More news on the prostate cancer front – a new test . . . UK scientists have discovered a molecular flag that predicts survival from prostate cancer at diagnosis, according to a study in British Journal of Cancer. The research led by pathologists based at the University of Liverpool measured the levels of a protein called heat shock protein-27 (Hsp-27) in prostate tissue samples taken from 553 men at the time they were diagnosed with prostate cancer. During a 15-year follow-up, the research showed that those men who tested positive for Hsp-27 at diagnosis were almost twice as likely to die from prostate cancer, than men who did not have the protein. The findings suggest that Hsp-27 could be used as a potential test to distinguish men with the aggressive forms of the cancer that need immediate treatment from men with slow-growing forms of prostate cancer, and with which they can live with for many years. At the moment, there are no reliable tests to make this distinction.

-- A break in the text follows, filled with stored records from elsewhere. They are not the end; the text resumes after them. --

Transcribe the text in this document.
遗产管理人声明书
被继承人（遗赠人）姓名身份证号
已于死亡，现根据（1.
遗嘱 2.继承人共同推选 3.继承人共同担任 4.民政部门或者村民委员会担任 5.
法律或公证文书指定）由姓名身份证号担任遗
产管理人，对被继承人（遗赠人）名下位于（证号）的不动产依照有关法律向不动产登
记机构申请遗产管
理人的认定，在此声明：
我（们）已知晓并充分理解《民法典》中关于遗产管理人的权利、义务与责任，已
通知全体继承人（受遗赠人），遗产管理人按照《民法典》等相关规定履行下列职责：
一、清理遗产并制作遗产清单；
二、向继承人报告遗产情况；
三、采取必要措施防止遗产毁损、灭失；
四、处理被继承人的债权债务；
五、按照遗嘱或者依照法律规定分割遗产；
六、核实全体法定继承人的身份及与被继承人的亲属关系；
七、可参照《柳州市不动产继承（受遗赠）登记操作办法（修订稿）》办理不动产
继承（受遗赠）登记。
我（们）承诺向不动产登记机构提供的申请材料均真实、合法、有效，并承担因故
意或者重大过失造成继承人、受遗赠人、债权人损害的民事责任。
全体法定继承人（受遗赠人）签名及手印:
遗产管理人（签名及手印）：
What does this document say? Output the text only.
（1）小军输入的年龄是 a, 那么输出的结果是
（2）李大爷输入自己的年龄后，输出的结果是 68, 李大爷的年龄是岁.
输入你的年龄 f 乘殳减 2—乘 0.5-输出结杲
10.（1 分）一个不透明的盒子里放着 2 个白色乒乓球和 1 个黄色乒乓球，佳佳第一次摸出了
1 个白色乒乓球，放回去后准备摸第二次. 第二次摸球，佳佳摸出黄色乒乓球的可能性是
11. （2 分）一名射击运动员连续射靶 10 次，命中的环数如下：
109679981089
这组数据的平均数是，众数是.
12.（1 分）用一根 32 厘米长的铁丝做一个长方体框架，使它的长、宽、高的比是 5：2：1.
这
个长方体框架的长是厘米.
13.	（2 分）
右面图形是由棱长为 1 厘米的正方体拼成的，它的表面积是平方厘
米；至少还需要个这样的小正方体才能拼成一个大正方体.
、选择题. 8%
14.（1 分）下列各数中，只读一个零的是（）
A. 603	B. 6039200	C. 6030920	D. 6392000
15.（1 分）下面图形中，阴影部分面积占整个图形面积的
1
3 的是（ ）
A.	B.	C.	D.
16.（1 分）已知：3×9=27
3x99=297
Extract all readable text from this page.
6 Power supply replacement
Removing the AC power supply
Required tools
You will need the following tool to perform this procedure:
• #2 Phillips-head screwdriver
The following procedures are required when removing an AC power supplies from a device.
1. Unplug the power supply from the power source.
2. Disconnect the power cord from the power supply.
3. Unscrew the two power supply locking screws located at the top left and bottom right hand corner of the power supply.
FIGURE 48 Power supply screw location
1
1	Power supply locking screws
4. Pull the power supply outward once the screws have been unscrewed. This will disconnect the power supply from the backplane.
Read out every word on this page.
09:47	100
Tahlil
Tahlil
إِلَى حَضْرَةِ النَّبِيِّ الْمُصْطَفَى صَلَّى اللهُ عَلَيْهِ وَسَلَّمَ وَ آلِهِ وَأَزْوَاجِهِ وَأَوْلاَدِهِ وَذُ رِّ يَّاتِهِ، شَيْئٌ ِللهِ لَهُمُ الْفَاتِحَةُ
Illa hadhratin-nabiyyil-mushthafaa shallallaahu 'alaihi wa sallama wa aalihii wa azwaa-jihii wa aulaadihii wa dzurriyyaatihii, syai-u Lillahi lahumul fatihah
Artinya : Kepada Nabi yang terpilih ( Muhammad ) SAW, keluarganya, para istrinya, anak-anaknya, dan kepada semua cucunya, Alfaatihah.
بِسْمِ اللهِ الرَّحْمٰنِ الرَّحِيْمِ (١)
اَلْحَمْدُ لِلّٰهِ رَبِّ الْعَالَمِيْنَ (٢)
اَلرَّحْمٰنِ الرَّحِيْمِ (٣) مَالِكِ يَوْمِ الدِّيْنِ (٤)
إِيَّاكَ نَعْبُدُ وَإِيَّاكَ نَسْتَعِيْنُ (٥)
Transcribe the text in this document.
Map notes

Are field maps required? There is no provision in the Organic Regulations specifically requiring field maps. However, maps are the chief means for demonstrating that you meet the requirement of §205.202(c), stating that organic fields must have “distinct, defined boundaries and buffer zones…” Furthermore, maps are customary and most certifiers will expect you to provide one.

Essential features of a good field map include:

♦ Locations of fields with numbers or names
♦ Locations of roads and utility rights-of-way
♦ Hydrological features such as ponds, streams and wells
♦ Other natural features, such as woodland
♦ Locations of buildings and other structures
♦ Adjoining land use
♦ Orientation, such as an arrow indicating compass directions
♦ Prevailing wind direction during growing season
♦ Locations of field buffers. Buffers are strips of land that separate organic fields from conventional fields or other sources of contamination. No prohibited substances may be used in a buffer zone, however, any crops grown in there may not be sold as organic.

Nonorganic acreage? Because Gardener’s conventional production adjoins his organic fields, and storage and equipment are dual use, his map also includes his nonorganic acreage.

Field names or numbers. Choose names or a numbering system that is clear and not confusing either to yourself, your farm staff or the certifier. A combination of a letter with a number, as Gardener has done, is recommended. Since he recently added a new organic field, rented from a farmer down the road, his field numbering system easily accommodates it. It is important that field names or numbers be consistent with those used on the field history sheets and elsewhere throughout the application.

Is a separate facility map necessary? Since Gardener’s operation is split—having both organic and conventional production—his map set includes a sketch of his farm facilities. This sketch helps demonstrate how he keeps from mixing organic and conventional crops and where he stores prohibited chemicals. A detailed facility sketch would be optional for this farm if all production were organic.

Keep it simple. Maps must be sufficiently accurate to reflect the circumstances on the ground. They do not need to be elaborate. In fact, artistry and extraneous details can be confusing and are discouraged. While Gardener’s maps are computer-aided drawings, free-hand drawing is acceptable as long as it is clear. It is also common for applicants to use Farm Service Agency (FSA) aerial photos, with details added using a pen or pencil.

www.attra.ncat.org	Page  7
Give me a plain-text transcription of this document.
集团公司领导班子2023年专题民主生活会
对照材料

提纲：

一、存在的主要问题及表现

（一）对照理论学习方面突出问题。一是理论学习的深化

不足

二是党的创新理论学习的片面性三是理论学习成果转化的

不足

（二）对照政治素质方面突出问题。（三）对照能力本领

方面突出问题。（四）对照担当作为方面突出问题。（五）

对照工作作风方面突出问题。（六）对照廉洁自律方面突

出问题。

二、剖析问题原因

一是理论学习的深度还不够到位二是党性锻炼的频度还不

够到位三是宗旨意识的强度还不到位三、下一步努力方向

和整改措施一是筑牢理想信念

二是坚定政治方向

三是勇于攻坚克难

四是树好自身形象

Identification of radiosensitive patients may lead to side effect-free radiotherapy . . . An international group of scientists has taken the first step on the road to targeting radiotherapy dosage to individual patients by means of their genetic characteristics. Dirk de Ruysscher, from Maastricht University Medical Centre (Maastricht, the Netherlands) has reported that his team's work might provide the basis for personalized radiotherapy in which, with a simple blood test, doctors may be able to select the optimal radiation dose for a particular patient. The team of scientists from The Netherlands, Belgium, Germany, and Canada studied a group of patients with hypersensitivity to radiation therapy, drawn from the largest worldwide database available – the European Union-funded Genetic pathways for the prediction of the effect of irradiation (GENEPI) study, which integrates biological material with patient data and treatment specifications. The database included information from more than 8,000 European patients. A tissue bank from patients who were known to be hypersensitive to radiation was established in Europe and Canada. When compared with a control group, also drawn from the GENEPI study, the hypersensitive patients showed either severe side effects occurring at very low radiation levels, or severe side effects lasting for more than four weeks after the end of radiotherapy and/or requiring surgery, or severe late side effects occurring or persisting more than 90 days after the end of radiotherapy. The scientists identified 33 such patients, 10 males and 23 females, of whom 11 proved to be really hypersensitive to radiation, underlining the rarity of this condition. The finding that individuals, as well as tumors, react differently will enable doctors in the future to target doses even more carefully, taking into account not just the radiosensitivity of the tumor type but also the potential reaction of the particular patient to treatment.